I'm not sure I will ever convince my body not to fight the coming cold.  I certainly never expect to be fully accepting of transition.  But maybe in these two ideas I can start to remove a finger or two from the rungs, or lose a name, or even (gasp!) be comfortable in uncertainty.  It's daunting to consider, but maybe it's worth the risk.
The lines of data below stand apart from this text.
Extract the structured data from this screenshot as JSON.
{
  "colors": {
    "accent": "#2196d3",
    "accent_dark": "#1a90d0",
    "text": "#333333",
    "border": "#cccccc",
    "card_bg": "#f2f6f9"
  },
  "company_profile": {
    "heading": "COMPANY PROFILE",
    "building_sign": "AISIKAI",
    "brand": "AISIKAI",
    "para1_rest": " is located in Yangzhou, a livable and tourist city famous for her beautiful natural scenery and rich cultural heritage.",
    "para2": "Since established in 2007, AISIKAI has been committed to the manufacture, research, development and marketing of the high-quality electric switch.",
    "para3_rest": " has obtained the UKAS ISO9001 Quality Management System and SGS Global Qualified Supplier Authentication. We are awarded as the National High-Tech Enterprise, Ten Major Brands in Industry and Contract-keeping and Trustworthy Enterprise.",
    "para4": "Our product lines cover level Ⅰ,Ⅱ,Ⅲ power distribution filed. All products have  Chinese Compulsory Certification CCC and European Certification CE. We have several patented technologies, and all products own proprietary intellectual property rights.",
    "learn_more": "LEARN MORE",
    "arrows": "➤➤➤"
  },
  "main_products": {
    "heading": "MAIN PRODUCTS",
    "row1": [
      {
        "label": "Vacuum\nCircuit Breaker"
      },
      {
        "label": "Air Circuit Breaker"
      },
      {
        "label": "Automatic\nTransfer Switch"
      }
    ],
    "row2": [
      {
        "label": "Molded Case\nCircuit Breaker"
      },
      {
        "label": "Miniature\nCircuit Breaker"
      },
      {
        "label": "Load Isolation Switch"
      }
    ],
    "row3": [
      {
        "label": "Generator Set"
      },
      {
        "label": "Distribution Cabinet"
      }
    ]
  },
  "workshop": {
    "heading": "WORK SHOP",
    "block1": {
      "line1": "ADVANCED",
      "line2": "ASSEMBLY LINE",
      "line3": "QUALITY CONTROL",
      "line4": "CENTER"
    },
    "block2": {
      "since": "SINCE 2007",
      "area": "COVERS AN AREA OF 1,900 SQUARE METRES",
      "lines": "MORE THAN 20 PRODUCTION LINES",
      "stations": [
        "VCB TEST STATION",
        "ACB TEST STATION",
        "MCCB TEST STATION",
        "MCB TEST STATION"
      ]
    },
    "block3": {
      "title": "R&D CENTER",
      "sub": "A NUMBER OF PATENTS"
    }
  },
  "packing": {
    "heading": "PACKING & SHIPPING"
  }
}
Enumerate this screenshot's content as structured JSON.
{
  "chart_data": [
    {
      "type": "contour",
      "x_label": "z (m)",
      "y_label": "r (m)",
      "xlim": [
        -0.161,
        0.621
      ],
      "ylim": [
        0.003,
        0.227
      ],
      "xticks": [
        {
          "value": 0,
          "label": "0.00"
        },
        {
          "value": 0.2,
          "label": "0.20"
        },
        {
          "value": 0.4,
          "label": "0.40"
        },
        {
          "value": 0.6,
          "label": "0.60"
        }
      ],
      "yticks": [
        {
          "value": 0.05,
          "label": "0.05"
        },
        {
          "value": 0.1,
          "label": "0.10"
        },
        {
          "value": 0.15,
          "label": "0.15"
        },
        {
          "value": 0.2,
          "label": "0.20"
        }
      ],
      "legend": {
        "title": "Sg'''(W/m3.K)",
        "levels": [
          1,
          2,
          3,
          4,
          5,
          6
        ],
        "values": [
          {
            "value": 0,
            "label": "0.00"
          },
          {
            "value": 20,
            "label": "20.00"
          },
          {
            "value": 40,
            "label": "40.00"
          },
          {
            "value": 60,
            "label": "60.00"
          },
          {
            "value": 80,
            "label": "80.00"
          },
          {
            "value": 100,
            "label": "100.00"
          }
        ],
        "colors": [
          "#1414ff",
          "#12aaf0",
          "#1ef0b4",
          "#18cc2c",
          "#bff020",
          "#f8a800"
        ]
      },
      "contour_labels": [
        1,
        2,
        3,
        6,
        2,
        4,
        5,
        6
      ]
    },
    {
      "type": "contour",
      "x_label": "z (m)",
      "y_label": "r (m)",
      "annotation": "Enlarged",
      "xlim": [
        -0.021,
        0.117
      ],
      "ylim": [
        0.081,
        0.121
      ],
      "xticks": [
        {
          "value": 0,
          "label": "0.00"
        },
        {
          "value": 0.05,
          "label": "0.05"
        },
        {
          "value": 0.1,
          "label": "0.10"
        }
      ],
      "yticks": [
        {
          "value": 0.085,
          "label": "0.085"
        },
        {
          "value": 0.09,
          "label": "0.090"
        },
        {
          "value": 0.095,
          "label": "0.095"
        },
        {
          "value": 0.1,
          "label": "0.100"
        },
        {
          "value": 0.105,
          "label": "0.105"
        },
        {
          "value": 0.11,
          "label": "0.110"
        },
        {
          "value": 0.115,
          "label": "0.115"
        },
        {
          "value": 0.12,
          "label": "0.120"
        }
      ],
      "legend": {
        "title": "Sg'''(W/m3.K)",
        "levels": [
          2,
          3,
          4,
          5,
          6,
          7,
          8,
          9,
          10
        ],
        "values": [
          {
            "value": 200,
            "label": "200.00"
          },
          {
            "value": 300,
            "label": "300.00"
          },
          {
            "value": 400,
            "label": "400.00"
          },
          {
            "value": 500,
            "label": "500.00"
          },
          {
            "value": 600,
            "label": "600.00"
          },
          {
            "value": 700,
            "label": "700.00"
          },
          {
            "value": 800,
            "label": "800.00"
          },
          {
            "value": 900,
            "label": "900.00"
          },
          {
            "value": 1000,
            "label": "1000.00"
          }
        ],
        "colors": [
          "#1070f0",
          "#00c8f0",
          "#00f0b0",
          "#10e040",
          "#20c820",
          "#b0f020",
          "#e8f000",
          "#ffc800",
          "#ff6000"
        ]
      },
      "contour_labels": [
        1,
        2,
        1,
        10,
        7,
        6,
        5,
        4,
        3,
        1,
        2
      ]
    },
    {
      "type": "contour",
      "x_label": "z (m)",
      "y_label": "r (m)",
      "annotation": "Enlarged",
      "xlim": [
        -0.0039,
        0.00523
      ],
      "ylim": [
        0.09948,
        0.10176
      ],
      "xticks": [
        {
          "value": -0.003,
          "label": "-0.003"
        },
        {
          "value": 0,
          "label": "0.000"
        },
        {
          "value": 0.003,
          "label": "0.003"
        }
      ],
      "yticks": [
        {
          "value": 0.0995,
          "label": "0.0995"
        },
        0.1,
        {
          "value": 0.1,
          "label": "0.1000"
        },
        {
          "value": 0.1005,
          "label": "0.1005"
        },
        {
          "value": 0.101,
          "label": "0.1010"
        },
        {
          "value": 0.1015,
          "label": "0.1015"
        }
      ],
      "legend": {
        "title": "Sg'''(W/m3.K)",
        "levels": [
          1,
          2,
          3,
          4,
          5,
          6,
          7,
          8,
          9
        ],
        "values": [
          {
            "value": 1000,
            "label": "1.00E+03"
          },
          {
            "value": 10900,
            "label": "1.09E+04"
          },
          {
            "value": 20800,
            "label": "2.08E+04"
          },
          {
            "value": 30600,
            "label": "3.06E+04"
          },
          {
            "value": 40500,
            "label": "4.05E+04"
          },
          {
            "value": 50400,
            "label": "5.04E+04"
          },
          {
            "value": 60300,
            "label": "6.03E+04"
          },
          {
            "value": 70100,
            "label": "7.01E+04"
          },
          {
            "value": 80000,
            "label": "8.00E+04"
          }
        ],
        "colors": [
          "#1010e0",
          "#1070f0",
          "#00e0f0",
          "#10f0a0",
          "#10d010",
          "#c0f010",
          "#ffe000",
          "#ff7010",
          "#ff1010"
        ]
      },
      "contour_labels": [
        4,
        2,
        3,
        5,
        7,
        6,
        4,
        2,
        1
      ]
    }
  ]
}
The Age of Miracles by Karen Thompson Walker
The Brief Wondrous Life of Oscar Wao by Junot Diaz
The Layers by Stanley Kunitz

Song list:
Words Fail You by Kris Delmhorst


Half Pint the Buckeye said...

Wow. Truly profound insight in there, Katy. Thank you for this entry and for your bravery to embrace the transitions as well as those trusty rungs. Needed this reminder. :-)

Adam Hirsch said...

Wow. You hold and evoke an emotional moment so artfully and well, you make me look at our own coming autumn differently. Nicely penned! (typed, whatever.)

Tracy said...

It's totes worth the chance and the risk!
I might not cope with change any better than the next lady. But I'm particularly well suited (or maybe well-practiced) at dwelling in the waiting space. I love the changes of the seasons more than I can describe. It helps to read you peal these layers away- helps remind me of the cool ways we are different. And remind me how busy your brain is. Ilu.